Shadows I 206 by Andy Warhol is one of six prints from the Shadows I portfolio and part of Warhol’s larger 102-print Shadows series. Made up of black and gold painted with a sponge mop, this original print exemplifies the moody, abstract characteristics of the Shadows I portfolio and the greater Shadows series. Warhol published Shadows I 206 in 1979 in collaboration with his “master” printer Rupert Jasen Smith. The Shadows collection was exhibited that same year at the Heiner Freidrich gallery in New York.
Of the Shadows portfolio, Warhol said, “Someone asked me if I thought they were art and I said no… disco décor.” Playing on this idea, it seems that Warhol felt as if this series was reminiscent of wallpaper more so than high art—perhaps appropriate for gracing the walls of a disco club like Studio 54. He exemplified this feeling later when he used the Shadows panels for the backdrop of a fashion shoot for Interview magazine.

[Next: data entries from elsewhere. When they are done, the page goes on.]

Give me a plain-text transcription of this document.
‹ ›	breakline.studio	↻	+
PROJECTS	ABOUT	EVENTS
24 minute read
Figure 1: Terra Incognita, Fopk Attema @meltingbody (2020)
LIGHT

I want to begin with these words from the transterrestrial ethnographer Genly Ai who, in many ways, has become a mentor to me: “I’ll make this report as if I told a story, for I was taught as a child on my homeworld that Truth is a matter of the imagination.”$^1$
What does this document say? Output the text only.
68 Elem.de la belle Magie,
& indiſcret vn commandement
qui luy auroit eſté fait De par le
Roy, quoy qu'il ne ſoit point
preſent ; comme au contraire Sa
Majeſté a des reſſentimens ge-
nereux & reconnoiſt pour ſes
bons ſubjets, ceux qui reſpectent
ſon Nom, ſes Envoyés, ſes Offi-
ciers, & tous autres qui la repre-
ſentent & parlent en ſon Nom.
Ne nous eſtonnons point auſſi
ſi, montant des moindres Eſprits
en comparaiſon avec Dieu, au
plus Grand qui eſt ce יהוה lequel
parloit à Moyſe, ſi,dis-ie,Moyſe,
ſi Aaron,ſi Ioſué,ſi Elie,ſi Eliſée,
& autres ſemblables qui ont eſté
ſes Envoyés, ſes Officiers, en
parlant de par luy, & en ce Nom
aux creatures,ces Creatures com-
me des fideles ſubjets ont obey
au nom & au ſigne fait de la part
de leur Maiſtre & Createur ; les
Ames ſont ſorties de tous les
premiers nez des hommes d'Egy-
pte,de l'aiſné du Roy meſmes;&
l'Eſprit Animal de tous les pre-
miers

According to previous MOCA director Philippe Vergne, Warhol never saw all 102 pieces of Shadows together. He intentionally left no instructions on the order in which to hang them and the pieces are not numbered; they are meant to be hung at random. Perhaps leaving room for play, he allowed viewers to have a new experience each time the panels are installed. This idea evokes a new concept, which is not seen in any of Warhol’s other works, as most of his pieces, although organized into portfolios, are able to stand on their own. While Shadows I 206 may look gorgeous by itseld, it is only fully appreciated when presented in unison with its other colorful counterparts.
The Shadows I 206 screenprint, as well as other works from the portfolio, were painted with a sponge mop, leaving thick lines and dunes in the paint’s texture. They also include the use of diamond dust (making them even more suitable for adorning the walls of a disco club). Warhol used diamond dust in other works like Double Mickey Mouse, Shoes, and Grapes, as he was inspired to do so by Rupert Jasen Smith who used the technique before in his own work.